Tun is doen in Dutch.
Pronounced /dun/.
 
The Dutch digraph oe is always /u/?
Or is it sometimes /ø/?
(Tun in Norwegian is gjøre.)
 
@CannedMan Yes.
Alays /u/.
Or it will have a trema or apostrophe, when it's two syllables..
Which will be very rare.
 
6:15 PM
I was not aware of that. I am trying to learn correct Dutch pronunciation. But there are some sounds which are a bit different from the German sounds, such as the two throat sounds, making it a bit of a challenge.
 
Or perhaps there is some rare word borrowed from German with old German spelling.
Which throat sounds?
Like g/ch and r?
I think German has those too, but often in different places.
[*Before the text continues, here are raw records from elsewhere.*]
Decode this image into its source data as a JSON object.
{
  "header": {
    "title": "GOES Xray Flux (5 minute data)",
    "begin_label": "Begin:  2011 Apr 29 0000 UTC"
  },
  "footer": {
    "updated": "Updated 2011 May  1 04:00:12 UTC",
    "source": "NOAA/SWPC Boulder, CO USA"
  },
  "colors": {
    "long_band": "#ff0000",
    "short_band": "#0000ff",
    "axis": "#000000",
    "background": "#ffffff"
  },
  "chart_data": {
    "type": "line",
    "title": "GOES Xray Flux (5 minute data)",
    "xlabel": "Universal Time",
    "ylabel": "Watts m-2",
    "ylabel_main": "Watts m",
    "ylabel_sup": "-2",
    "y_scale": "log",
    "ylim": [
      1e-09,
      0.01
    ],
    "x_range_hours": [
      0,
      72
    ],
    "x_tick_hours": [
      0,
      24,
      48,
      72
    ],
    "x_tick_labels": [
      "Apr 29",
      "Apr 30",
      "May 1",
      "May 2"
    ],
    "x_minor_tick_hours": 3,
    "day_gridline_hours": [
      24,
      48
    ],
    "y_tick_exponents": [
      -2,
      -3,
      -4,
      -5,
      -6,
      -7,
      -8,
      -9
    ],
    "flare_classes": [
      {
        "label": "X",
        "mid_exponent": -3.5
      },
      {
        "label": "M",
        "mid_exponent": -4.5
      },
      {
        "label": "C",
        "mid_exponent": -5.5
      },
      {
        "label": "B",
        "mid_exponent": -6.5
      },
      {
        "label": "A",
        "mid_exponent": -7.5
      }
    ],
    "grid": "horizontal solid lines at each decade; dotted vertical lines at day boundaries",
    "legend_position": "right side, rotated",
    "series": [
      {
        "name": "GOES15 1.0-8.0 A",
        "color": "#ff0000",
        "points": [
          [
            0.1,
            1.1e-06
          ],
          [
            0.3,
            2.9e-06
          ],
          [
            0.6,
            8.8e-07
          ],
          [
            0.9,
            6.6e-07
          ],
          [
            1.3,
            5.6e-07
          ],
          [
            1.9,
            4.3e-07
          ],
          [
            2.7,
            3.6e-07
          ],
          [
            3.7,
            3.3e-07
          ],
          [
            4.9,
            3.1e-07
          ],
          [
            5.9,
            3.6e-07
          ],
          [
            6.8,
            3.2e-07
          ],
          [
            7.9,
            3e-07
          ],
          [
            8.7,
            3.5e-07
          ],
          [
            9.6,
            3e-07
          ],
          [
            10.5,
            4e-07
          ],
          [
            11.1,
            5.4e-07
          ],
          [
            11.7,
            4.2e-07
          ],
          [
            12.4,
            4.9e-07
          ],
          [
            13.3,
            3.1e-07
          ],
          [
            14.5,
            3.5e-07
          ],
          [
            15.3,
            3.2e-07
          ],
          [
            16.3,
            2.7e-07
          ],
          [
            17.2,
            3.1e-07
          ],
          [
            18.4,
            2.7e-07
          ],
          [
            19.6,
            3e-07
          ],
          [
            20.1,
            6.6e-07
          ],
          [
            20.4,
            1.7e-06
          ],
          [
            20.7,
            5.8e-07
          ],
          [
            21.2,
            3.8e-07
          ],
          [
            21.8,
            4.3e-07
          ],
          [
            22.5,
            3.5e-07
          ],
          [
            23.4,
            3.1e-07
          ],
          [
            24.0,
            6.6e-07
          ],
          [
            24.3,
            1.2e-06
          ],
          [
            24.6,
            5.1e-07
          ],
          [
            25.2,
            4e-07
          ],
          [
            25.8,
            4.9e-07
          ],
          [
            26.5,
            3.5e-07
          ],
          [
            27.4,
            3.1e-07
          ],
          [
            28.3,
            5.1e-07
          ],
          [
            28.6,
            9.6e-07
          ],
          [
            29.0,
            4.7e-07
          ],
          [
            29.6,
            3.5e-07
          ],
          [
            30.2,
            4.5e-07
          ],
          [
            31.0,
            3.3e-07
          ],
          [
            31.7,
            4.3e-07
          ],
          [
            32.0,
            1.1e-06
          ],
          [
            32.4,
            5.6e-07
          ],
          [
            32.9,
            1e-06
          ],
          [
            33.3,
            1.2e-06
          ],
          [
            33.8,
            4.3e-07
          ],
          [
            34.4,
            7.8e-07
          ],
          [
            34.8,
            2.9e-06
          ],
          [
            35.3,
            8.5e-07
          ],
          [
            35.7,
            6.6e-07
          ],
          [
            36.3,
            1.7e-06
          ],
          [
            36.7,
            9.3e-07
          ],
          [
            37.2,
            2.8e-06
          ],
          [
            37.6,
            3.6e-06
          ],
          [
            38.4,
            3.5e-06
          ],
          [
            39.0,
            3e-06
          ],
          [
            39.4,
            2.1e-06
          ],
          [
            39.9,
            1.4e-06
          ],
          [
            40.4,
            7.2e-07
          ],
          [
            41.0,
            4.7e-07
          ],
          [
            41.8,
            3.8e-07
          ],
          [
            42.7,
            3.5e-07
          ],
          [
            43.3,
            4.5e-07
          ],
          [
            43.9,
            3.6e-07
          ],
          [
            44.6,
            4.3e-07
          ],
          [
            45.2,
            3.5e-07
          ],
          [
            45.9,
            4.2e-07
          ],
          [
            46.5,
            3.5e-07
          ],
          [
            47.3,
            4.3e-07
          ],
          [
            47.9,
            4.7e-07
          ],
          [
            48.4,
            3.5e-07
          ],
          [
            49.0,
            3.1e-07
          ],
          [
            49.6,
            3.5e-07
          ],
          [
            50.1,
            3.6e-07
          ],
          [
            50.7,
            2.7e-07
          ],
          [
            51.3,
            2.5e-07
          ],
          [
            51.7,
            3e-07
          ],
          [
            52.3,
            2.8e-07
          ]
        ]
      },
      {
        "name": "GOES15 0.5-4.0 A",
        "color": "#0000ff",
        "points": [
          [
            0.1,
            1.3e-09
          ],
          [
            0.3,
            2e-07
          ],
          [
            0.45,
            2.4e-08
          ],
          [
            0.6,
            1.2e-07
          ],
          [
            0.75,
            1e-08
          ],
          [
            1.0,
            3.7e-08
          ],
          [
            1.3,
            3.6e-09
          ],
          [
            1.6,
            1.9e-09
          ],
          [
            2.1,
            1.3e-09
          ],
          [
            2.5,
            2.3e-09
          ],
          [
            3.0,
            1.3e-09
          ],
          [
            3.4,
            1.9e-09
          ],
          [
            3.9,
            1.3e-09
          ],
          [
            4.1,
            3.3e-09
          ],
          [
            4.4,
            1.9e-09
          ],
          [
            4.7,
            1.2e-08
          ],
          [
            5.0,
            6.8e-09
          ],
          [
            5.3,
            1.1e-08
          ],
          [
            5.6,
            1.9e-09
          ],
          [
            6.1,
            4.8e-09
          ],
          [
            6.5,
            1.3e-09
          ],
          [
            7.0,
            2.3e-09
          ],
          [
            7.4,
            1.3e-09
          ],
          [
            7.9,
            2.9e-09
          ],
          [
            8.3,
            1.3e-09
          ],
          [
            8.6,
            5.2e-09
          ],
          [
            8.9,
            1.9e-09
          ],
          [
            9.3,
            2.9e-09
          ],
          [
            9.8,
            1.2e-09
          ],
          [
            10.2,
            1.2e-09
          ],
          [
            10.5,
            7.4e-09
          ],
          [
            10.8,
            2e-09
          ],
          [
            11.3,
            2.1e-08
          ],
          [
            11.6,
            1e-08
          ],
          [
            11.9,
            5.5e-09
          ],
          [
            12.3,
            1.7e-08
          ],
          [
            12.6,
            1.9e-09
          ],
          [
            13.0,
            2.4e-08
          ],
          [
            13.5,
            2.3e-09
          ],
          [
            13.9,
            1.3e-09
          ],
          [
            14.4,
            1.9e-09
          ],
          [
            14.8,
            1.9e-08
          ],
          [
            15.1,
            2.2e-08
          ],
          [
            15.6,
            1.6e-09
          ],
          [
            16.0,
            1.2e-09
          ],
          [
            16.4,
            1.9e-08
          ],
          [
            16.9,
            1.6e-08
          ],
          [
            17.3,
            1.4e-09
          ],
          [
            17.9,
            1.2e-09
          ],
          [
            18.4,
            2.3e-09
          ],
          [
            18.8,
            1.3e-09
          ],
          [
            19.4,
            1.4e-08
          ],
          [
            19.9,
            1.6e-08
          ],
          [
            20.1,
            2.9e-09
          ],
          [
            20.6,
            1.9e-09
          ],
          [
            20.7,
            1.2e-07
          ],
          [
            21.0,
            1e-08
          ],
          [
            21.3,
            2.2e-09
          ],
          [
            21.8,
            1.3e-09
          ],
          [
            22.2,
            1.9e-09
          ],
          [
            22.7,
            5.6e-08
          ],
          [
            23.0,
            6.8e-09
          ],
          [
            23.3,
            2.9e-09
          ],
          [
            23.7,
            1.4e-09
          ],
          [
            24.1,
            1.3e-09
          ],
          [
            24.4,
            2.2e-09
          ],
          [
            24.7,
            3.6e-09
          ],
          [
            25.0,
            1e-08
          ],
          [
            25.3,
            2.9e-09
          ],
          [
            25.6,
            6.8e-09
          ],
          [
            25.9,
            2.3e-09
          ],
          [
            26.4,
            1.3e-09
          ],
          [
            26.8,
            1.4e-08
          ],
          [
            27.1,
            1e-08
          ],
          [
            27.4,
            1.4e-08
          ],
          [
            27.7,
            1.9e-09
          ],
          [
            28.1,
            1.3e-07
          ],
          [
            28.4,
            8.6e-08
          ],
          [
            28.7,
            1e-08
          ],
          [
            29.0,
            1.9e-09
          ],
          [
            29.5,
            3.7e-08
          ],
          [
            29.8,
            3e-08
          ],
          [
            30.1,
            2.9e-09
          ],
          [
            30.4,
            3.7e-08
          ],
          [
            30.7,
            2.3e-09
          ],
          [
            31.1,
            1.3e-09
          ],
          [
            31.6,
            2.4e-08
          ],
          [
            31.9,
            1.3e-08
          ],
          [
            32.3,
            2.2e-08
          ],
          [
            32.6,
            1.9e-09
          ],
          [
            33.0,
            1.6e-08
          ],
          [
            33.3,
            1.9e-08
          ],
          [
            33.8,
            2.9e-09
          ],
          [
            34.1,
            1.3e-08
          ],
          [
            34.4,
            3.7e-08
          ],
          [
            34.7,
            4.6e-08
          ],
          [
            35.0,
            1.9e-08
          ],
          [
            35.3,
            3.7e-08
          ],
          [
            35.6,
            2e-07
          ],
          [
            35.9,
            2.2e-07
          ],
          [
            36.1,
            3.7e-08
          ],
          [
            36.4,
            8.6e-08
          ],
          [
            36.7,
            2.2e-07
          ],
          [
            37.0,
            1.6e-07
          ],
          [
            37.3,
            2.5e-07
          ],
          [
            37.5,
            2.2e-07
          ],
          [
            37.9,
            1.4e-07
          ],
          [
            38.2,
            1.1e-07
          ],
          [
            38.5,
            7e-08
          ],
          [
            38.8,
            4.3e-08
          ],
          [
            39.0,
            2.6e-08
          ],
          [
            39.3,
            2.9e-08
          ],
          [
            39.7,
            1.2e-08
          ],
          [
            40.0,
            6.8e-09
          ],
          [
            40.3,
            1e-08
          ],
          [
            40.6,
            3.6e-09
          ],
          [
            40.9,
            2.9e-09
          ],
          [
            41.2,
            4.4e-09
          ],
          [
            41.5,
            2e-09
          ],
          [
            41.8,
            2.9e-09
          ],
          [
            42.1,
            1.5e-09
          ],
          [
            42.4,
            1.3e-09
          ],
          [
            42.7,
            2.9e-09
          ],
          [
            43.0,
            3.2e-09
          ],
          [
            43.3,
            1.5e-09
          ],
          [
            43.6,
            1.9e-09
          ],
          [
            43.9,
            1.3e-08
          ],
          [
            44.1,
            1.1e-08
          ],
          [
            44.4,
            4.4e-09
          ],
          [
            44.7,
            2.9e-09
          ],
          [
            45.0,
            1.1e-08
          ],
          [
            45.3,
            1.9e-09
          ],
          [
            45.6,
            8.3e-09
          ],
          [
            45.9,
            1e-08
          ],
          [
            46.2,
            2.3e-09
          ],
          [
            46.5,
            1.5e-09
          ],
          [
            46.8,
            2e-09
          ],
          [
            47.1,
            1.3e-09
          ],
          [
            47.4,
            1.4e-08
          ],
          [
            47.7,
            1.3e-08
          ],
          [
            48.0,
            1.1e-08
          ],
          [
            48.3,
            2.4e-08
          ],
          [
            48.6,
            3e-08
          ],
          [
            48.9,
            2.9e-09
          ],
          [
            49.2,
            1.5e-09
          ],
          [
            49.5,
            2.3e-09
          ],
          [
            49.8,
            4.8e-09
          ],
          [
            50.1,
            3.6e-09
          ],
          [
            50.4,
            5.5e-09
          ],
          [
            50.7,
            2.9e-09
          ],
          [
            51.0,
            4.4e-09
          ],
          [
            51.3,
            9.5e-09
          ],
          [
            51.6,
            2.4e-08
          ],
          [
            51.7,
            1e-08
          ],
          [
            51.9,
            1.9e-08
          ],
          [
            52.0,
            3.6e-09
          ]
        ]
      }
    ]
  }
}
G and ch are always like /x/, except in words borrowed from languages which have /g/ or /ʃ/ (Dutch has neither).
 
/x/ and /ɣ/.
In other words the voiced and unvoiced dorsal fricatives. (Or velar? Is there a difference?)
I believe the voiced dorsal fricative also exists in Hebrew, doesn’t it?
I will be reading any updates here later tonight. Gotta go!
 
@CannedMan Hmm I'm never sure either, as to whether there's a difference.
I always forget what /ɣ/ sounds like.
Vale!
@CannedMan OK I think /ɣ/ is southern: I think we do not use it, above the rivers.
There are many variations in the pronunciation of r and g/ch in Dutch.